Its hard to pinpoint exactly because there are so many variations on traditional sex these days. There are more fetishes than you can shake a gag ball at ranging from quirky to downright disturbing. Furries, bestiality, acts involving human excrement, pony play, diaper diddling, and the list of the absurd goes on. Some fantasies are socially acceptable and harmless when practiced consensually involving dominants and submissive, voyeurism (not to be confused with stalking), various body parts like leg fetish or foot fetish, sexual role play, sexual fashion like bondage hoods and latex suits , and of course the most common, sex toys. There are legitimate stores that sell nothing other than adult sexual aids such a vibrators, handcuffs, rings, balls, and blow up dolls. There is a myriad of toys and ways to use them that will fulfill near every sexual desire imaginable, and some not yet considered. Whatever your sexual desire you can find someone or something to satisfy it. As long as both (or all if group therapy is your thing) of the participants consent to it then knock yourself out. (which ironically is also a fetish).
Sexual desire has gotten so ingrained into our society we even accept a condition which I refer to as being horny to (ahem) rise to the level of a disease. Not merely a strong desire to have sex but a medical condition that has them predisposed to need sex. A new market will soon open for medicinal debauchery because addicts can’t keep it IN their jeans so they blame it ON their genes. No coincidence it seems to effect celebrities and politicians more than other people. Maybe they really are driven uncontrollably, or maybe, just maybe, they are egotistical arrogant assholes who lack the awareness of anyone outside of themselves and their own all important desires. But in the end we need to do something with them.
So should we just send them to Sexaholics anonymous? “Hi, my mane is JT and I’m a sex addict. I‘ve been ejaculation free for one week now and I feel weak. I need a sponsor, preferably a younger redhead. I‘m just crazy about gingers” Sorry, I for one am not buying it. We all get horny but we also know right from wrong.
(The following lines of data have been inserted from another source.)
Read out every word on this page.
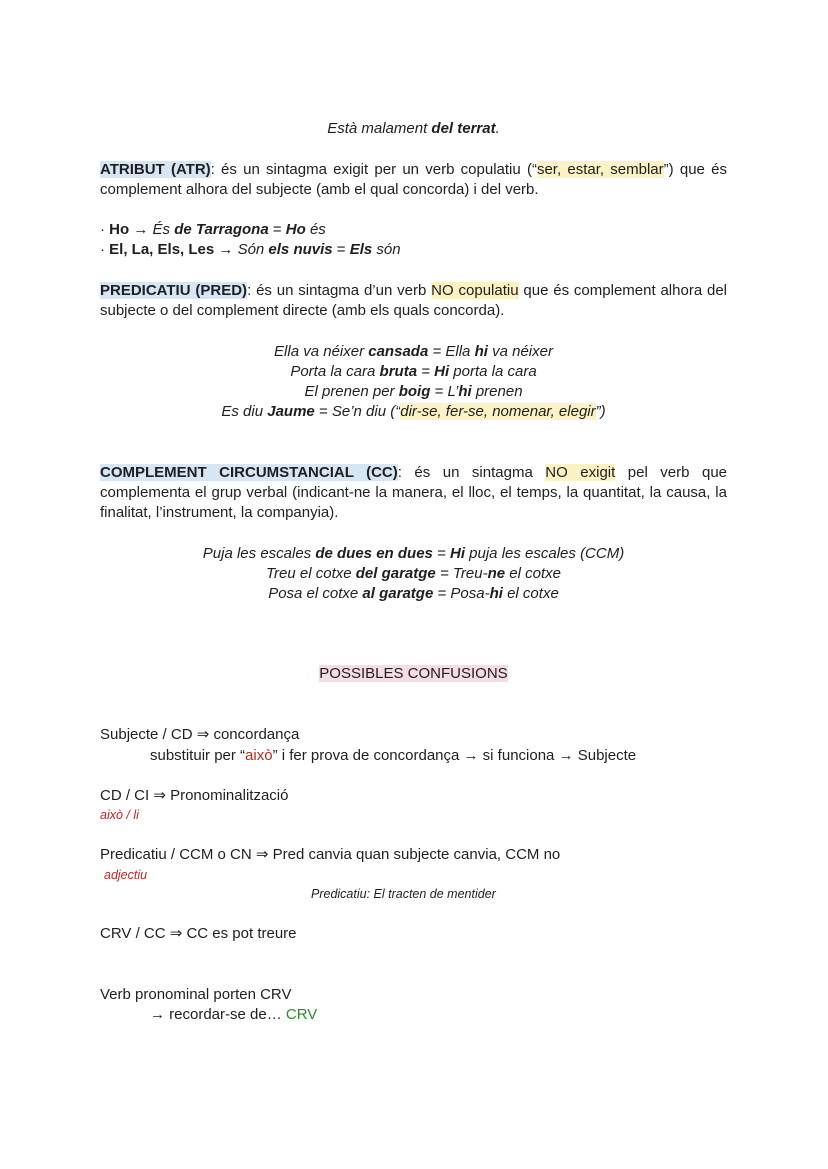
Està malament del terrat.
ATRIBUT (ATR): és un sintagma exigit per un verb copulatiu (“ser, estar, semblar”) que és complement alhora del subjecte (amb el qual concorda) i del verb.
· Ho → És de Tarragona = Ho és
· El, La, Els, Les → Són els nuvis = Els són
PREDICATIU (PRED): és un sintagma d’un verb NO copulatiu que és complement alhora del subjecte o del complement directe (amb els quals concorda).
Ella va néixer cansada = Ella hi va néixer
Porta la cara bruta = Hi porta la cara
El prenen per boig = L’hi prenen
Es diu Jaume = Se’n diu (“dir-se, fer-se, nomenar, elegir”)
COMPLEMENT CIRCUMSTANCIAL (CC): és un sintagma NO exigit pel verb que complementa el grup verbal (indicant-ne la manera, el lloc, el temps, la quantitat, la causa, la finalitat, l’instrument, la companyia).
Puja les escales de dues en dues = Hi puja les escales (CCM)
Treu el cotxe del garatge = Treu-ne el cotxe
Posa el cotxe al garatge = Posa-hi el cotxe
POSSIBLES CONFUSIONS
Subjecte / CD ⇒ concordança
substituir per “això” i fer prova de concordança → si funciona → Subjecte
CD / CI ⇒ Pronominalització
això / li
Predicatiu / CCM o CN ⇒ Pred canvia quan subjecte canvia, CCM no
adjectiu
Predicatiu: El tracten de mentider
CRV / CC ⇒ CC es pot treure
Verb pronominal porten CRV
→ recordar-se de… CRV
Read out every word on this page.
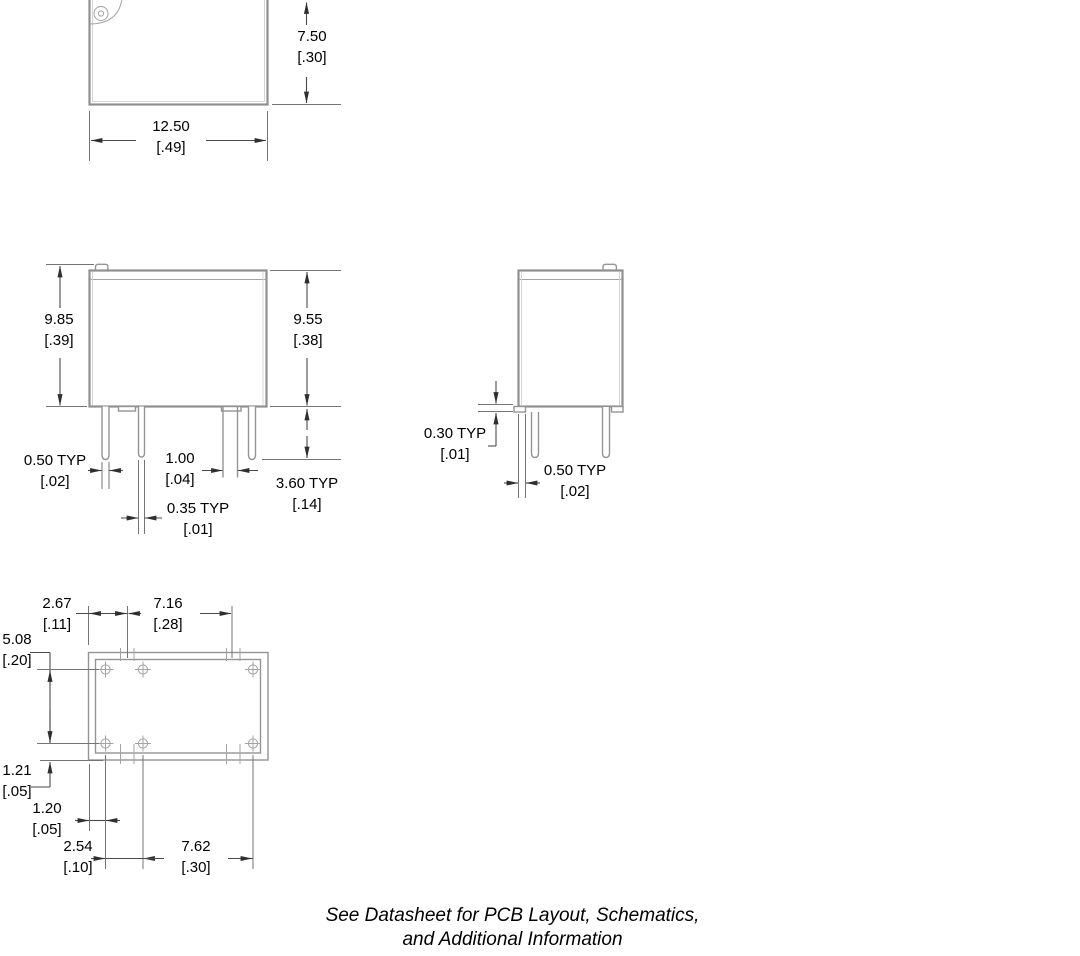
7.50
[.30]
12.50
[.49]
9.85
[.39]
9.55
[.38]
0.50 TYP
[.02]
1.00
[.04]
0.35 TYP
[.01]
3.60 TYP
[.14]
0.30 TYP
[.01]
0.50 TYP
[.02]
2.67
[.11]
7.16
[.28]
5.08
[.20]
1.21
[.05]
1.20
[.05]
2.54
[.10]
7.62
[.30]
See Datasheet for PCB Layout, Schematics,
and Additional Information
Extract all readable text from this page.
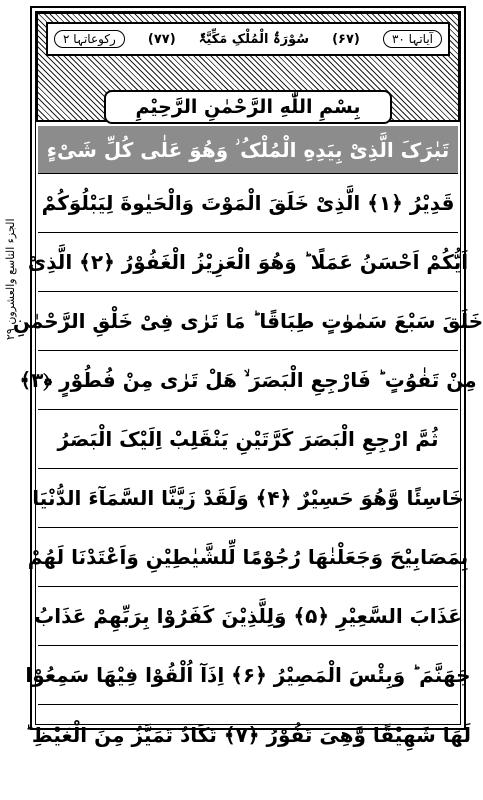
الجزء التاسع والعشرون ۲۹
آیاتہا ۳۰
(۶۷)
سُوْرَۃُ الْمُلْکِ مَکِّیَّۃٌ
(۷۷)
رکوعاتہا ۲
بِسْمِ اللّٰهِ الرَّحْمٰنِ الرَّحِیْمِ
تَبٰرَکَ الَّذِیْ بِیَدِهِ الْمُلْکُ ؗ وَهُوَ عَلٰی کُلِّ شَیْءٍ
قَدِیْرُ ﴿۱﴾ الَّذِیْ خَلَقَ الْمَوْتَ وَالْحَیٰوةَ لِیَبْلُوَکُمْ
اَیُّکُمْ اَحْسَنُ عَمَلًا ؕ وَهُوَ الْعَزِیْزُ الْغَفُوْرُ ﴿۲﴾ الَّذِیْ
خَلَقَ سَبْعَ سَمٰوٰتٍ طِبَاقًا ؕ مَا تَرٰی فِیْ خَلْقِ الرَّحْمٰنِ
مِنْ تَفٰوُتٍ ؕ فَارْجِعِ الْبَصَرَ ۙ هَلْ تَرٰی مِنْ فُطُوْرٍ ﴿۳﴾
ثُمَّ ارْجِعِ الْبَصَرَ کَرَّتَیْنِ یَنْقَلِبْ اِلَیْکَ الْبَصَرُ
خَاسِئًا وَّهُوَ حَسِیْرٌ ﴿۴﴾ وَلَقَدْ زَیَّنَّا السَّمَآءَ الدُّنْیَا
بِمَصَابِیْحَ وَجَعَلْنٰهَا رُجُوْمًا لِّلشَّیٰطِیْنِ وَاَعْتَدْنَا لَهُمْ
عَذَابَ السَّعِیْرِ ﴿۵﴾ وَلِلَّذِیْنَ کَفَرُوْا بِرَبِّهِمْ عَذَابُ
جَهَنَّمَ ؕ وَبِئْسَ الْمَصِیْرُ ﴿۶﴾ اِذَآ اُلْقُوْا فِیْهَا سَمِعُوْا
لَهَا شَهِیْقًا وَّهِیَ تَفُوْرُ ﴿۷﴾ تَکَادُ تَمَیَّزُ مِنَ الْغَیْظِ ؕ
I mean hell, why not say I have a bank robbing addiction, or an addiction to stealing expensive cars that goes back to my childhood? “It’s not my fault, if he didn’t want me stealing his Mercedes then why did they have to keep it in such sexy good condition. It’s my Dads fault for always making me wash his shitty Oldsmobile.”
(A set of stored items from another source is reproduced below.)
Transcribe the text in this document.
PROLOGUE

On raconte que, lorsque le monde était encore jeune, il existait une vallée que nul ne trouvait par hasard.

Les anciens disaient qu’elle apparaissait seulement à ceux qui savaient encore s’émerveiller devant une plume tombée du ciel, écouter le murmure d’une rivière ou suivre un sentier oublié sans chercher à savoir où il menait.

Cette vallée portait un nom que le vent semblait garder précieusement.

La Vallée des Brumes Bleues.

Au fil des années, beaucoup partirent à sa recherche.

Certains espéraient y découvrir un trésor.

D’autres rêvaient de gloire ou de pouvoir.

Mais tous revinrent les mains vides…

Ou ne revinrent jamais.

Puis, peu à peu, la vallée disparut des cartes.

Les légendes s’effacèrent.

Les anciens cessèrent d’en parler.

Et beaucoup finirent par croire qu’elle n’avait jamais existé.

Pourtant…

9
This is what people like Jimmy Swaggart used as the excuse for committing the sin of sex or in his case hypocra-sex. Having sex after telling others they’ll go to hell for having it. Maybe he was trying to horde all the sex for himself. Guys who get caught with their pants down with their hose watering the wrong garden these days claim its an uncontrollable burning desire to relieve their sexual tensions. Its recognized as a medical condition. They suffer from chronic medical condition called Acute NonMeaCulpa, or “Not my fault.” That used to be something we said back in grade school before we actually knew right from wrong but now its an excuse to get someone off the hook for acting on something they knew was wrong. Don’t blame the one committing the illegal act, blame it on one of the seven deadly sins. Lust, Gluttony, Greed, Sloth, Wrath, Envy, and Pride. Or in a word, DESIRE.